Question

Write an equation that passes through the given point and that is perpendicular to the given line in slope intercept form (-2,-4), y=-2/7x+1

Answer 1

Perpendicular lines have slopes that are negative reciprocals. That means that when you multiply together the slopes of perpendicular lines you get -1. In a practical way, if you have the slope of a line and want the slope of a perpendicular, write the slope as a fraction, then flip the fraction, then change the sign.

Answer 2

First let's find the slope of the given line:
y = -(2/7)x + 1
Since this equation is already written in y = mx + b form, we can read the slope directly.
m = -2/7

Answer 3

ok thanks so then what if the slope was already was negative,will that mean that the slope will turn into positive?

Answer 4

Correct.
Now we figure out the slope of a perpendicular to this line:
m1 = -2/7; m2 = 7/2

Answer 5

We flip the fraction and change sign.

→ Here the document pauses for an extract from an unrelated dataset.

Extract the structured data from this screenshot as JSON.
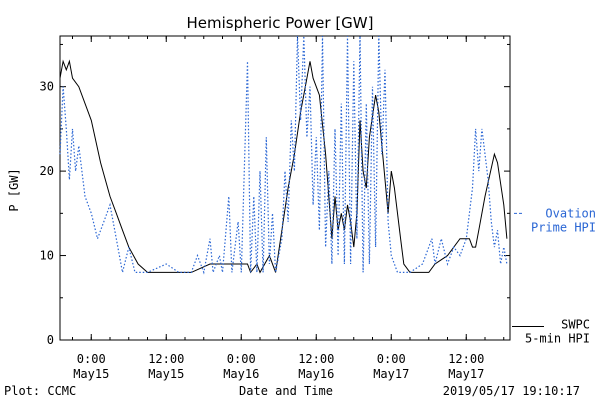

The slope of the perpendicular is 7/2.
Now our question is what is the equation of the line that has slope 7/2 and passes through (-2, -4)?

Answer 6

You can use the slope-intercept equation,
y = mx + b,
let m = 7/2, x = -2, and y = -4, and solve for b

Answer 7

Yes so then when we plug in the X and Y of the given points it will be 4=7/2(-2)+b

Answer 8

Negative 4, not positive 4

Answer 9

Oh yes my bad.the slope will be b=3 ?

Answer 10

yes

Answer 11

So then the new intercept form will be y=7/2x+3

Answer 12

Correct

Answer 13

So then the only thing different than the parallel line equations is changing the slope into a reciprocal form right?

Answer 14

Right. Figuring out the new slope is different, but then getting the equation is the same procedure.

Answer 15

Can you help me in another problem in another post please?